For the factors, we write out all the names explicitly in the code. If you change the number of factors under “Input”, you also have to change the folowing formulas.
form2 = y ~ 1 + f(fa1, model="iid", hyper=hyper.fix) + f(fa2, model="iid", hyper=hyper.fix) + f(fa3, model="iid", hyper=hyper.fix) + f(fa4, model="iid", hyper=hyper.fix) + f(fa5, model="iid", hyper=hyper.fix) + f(fa6, model="iid", hyper=hyper.fix)
fit4 = inla(form2, family="gaussian", data = data1)
We look at the different factor levels.
fit4$summary.random$fa1[, 1:3]
## ID mean sd
## 1 F1level1 -0.112 0.38
## 2 F1level2 0.042 0.38
## 3 F1level3 0.035 0.38
## 4 F1level4 -0.046 0.38
## 5 F1level5 0.065 0.38
## 6 F1level6 -0.052 0.38
## 7 F1level7 0.070 0.38
print(paste("Effect on level", effect.level[2], "is", effect.size[2],
"compared to baseline 0"))
## [1] "Effect on level 2 is 2.32970852456796 compared to baseline 0"
fit4$summary.random$fa2[, 1:3]
## ID mean sd
## 1 F2level1 -1.2 0.71
## 2 F2level2 1.2 0.71
This will run slower than the previous, since it optimises hyperparameters. Inference with a factor that does nothing (fa1) often gives some numerical problems. So, if we get some warnings, it is expected / should still be ok. For real data, you might remove factors, that have no effect, like this fa1, and then you should no longer get warnings.
form3 = y ~ 1 + f(fa1, model="iid", hyper=hyper.iid) + f(fa2, model="iid", hyper=hyper.iid) + f(fa3, model="iid", hyper=hyper.iid) + f(fa4, model="iid", hyper=hyper.iid) + f(fa5, model="iid", hyper=hyper.iid) + f(fa6, model="iid", hyper=hyper.iid)
fit5 = inla(form3, family="gaussian", data = data1,
control.inla = list(int.strategy="eb"))
## We see that the precision for fa1 is very big, so there is little effect of fa1
fit5$summary.hyperpar[, 1:2]
## mean sd
## Precision for the Gaussian observations 0.34 6.9e-03
## Precision for fa1 267.37 3.2e+02
## Precision for fa2 1.98 1.4e+00
## Precision for fa3 1.33 6.8e-01
## Precision for fa4 351.40 7.4e+02
## Precision for fa5 4.28 2.0e+00
## Precision for fa6 26.27 2.0e+01
## The following uncertainties are much better than in model 4
fit5$summary.random$fa1[, 1:3]
## ID mean sd
## 1 F1level1 -0.070 0.057
## 2 F1level2 0.025 0.057
## 3 F1level3 0.023 0.056
## 4 F1level4 -0.029 0.057
## 5 F1level5 0.040 0.056
## 6 F1level6 -0.033 0.057
## 7 F1level7 0.044 0.057
## The following uncertainties are better than in model 4
fit5$summary.random$fa2[, 1:3]
## ID mean sd
## 1 F2level1 -1.2 0.61
## 2 F2level2 1.2 0.61
We fit all the covariates and factors at the same type, with dynamical priors for the factors. The comments about numerical problems and warnings from the last section apply here too.
form4 = y ~ 1 + X + f(fa1, model="iid", hyper=hyper.iid) + f(fa2, model="iid", hyper=hyper.iid) + f(fa3, model="iid", hyper=hyper.iid) + f(fa4, model="iid", hyper=hyper.iid) + f(fa5, model="iid", hyper=hyper.iid) + f(fa6, model="iid", hyper=hyper.iid)

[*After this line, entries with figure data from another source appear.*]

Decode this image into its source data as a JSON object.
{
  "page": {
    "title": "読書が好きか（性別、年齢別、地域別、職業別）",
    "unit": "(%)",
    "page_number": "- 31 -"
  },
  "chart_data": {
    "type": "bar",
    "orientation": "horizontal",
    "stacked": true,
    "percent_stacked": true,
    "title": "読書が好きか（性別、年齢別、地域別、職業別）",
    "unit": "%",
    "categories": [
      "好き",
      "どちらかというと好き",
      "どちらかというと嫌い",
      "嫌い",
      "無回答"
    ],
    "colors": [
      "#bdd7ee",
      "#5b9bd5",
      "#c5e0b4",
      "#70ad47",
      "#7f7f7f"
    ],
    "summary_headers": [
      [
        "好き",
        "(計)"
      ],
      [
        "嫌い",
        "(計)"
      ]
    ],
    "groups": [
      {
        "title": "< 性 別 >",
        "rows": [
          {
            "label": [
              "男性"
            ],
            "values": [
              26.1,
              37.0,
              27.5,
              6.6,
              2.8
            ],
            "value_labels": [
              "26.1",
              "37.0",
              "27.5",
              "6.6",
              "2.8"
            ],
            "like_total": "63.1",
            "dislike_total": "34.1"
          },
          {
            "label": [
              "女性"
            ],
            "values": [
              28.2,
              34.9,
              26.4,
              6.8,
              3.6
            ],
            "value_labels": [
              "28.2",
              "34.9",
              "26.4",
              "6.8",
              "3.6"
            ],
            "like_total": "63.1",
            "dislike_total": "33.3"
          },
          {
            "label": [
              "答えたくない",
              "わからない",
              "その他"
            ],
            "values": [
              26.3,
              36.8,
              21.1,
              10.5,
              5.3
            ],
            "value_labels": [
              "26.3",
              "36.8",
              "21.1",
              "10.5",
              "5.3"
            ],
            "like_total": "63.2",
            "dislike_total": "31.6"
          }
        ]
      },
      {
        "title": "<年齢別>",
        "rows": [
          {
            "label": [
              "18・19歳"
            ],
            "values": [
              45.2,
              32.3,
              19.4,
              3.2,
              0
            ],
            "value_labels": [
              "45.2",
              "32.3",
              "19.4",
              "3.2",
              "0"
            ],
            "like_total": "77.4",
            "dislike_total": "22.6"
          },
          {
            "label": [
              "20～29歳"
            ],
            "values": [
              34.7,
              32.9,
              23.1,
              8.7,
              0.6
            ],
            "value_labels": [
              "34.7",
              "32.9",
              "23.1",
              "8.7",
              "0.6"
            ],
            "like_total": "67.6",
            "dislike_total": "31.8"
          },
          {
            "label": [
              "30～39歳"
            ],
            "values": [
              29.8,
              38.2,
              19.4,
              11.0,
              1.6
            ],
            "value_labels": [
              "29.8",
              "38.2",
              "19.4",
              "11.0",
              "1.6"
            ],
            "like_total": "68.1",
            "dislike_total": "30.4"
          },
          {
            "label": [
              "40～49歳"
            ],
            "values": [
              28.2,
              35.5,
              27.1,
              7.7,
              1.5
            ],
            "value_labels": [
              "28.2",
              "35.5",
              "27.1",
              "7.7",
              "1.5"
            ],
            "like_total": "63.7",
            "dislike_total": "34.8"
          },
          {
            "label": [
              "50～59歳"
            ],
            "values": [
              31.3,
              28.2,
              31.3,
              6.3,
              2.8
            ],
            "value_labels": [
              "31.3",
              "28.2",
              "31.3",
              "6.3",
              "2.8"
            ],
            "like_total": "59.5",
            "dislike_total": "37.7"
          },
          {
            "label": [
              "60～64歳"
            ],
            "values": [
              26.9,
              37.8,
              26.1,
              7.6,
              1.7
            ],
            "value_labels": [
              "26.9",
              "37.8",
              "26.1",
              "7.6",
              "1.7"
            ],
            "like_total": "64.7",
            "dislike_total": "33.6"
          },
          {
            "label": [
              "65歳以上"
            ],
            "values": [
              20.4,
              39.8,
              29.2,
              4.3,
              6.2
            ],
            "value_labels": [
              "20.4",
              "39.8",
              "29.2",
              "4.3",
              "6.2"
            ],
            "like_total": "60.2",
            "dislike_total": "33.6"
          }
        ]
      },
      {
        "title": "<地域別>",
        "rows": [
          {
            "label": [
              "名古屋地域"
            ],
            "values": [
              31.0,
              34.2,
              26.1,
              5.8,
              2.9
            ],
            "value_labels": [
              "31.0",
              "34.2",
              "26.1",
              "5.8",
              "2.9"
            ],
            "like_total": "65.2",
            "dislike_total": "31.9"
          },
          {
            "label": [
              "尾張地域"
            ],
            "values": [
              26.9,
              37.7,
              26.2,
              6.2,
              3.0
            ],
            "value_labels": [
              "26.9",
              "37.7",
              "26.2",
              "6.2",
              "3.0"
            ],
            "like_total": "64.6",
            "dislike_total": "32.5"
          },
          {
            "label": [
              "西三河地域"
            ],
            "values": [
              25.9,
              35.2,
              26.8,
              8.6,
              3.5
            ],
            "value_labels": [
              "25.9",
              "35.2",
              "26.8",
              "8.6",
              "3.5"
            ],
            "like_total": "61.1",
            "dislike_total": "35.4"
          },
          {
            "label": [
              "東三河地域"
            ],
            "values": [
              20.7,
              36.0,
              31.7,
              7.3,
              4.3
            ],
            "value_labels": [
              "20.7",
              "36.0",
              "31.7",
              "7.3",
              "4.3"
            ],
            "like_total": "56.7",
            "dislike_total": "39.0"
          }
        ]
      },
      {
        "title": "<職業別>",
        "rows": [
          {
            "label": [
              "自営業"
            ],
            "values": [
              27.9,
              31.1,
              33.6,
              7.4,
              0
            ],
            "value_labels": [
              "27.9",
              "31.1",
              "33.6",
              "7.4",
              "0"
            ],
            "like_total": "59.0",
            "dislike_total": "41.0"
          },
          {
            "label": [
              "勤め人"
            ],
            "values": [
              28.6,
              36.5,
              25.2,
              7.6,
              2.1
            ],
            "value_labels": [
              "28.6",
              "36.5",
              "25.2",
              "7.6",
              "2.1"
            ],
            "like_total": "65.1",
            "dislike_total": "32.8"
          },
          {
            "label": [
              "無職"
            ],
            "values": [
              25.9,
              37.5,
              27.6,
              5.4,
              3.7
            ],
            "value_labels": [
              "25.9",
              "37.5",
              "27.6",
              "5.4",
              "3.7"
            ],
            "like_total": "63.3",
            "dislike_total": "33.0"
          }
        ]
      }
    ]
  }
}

fit6 = inla(form4, family="gaussian", data = c(data1, list(X=X)),
control.inla = list(int.strategy="eb"),
control.fixed = list(prec=100))
Continuous covariates:
## Total RMSE
sqrt(sum((betas - fit6$summary.fixed$mean[-1])^2))
## [1] 0.045
## Is the estimate within two std errors?
table((abs(betas - fit6$summary.fixed$mean[-1]))<fit6$summary.fixed$sd[-1]*2)
##
## FALSE TRUE
## 1 26
## Quantiled model sd
quantile(fit6$summary.fixed$sd[-1])
## 0% 25% 50% 75% 100%
## 0.0096 0.0097 0.0133 0.0136 0.0248
Factors:
print(paste("Effect on level", effect.level[2], "is", effect.size[2],
"compared to baseline 0"))
## [1] "Effect on level 2 is 2.32970852456796 compared to baseline 0"
fit6$summary.random$fa2[, 1:3]
## ID mean sd
## 1 F2level1 -1.2 0.83
## 2 F2level2 1.2 0.83
This was the first round of modelling. We can look at the results and find ways to proceed.